By Olga Cotaga
LONDON (Reuters) - Sterling remained driven by the weaker U.S. dollar on Wednesday in thin August trading, even though British inflation jumped unexpectedly last month to its highest since March.
Last trading at $1.3259, up 0.2% on the day
Against the euro, sterling was flat at 90.14 pence (EURGBP=D3).
UK annual consumer price inflation rose to 1.0% in July from 0.6% in June, as clothing stores refrained from their usual summer discounts as they reopened after the coronavirus lockdown. That was above all forecasts in a Reuters poll of economists that had pointed to an unchanged rate.

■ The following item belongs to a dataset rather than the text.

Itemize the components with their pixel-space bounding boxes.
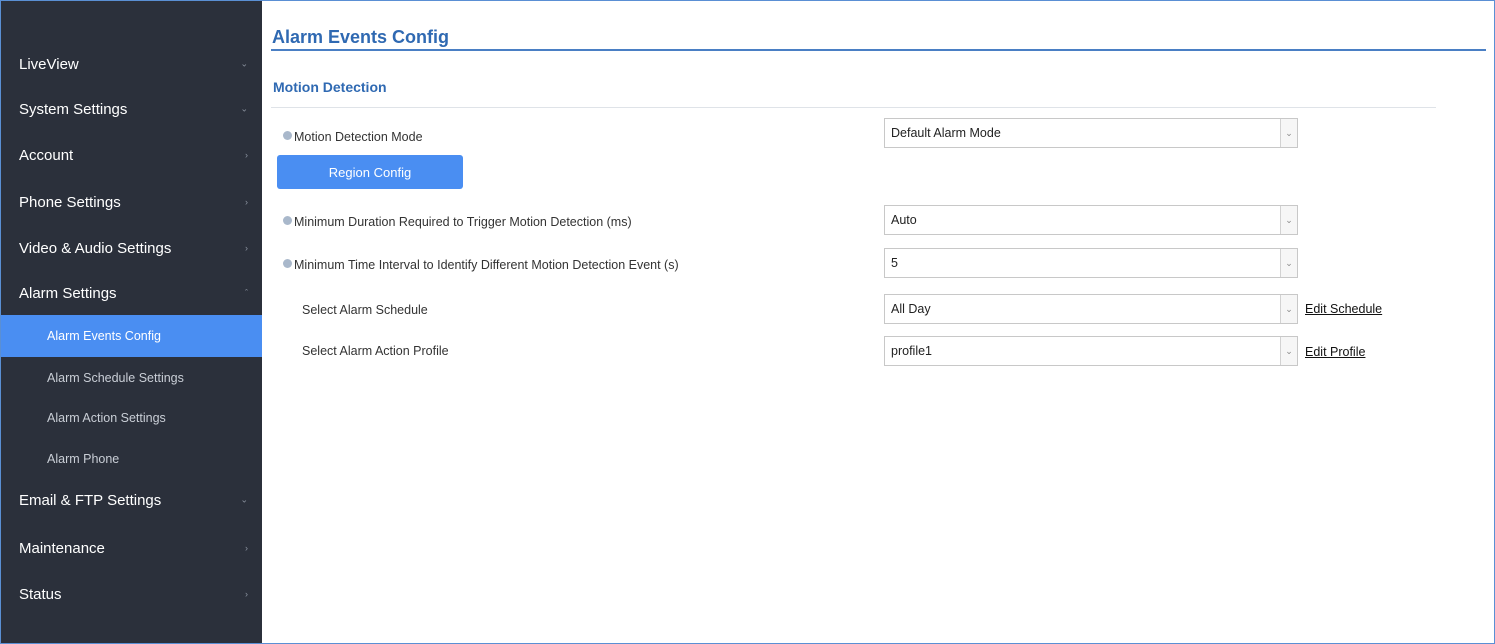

"The Bank of England is unlikely to draw conclusions just yet from this data ... (therefore) market reaction is likely to remain muted," said Derek Halpenny, head of research at MUFG.
"GBP/USD is now above pre-COVID levels although much of that is dollar related. The BoE trade-weighted index remains weaker," Halpenny said.
"That’s a reflection of continued uncertainties like the potential for the BoE adopting negative rates and the outcome of the trade negotiations between the EU and the UK."
Six-month risk reversals - the difference between put and call options - suggest money managers prefer selling the pound over buying it in the period which incorporates Britain's clear exit from the European Union in December.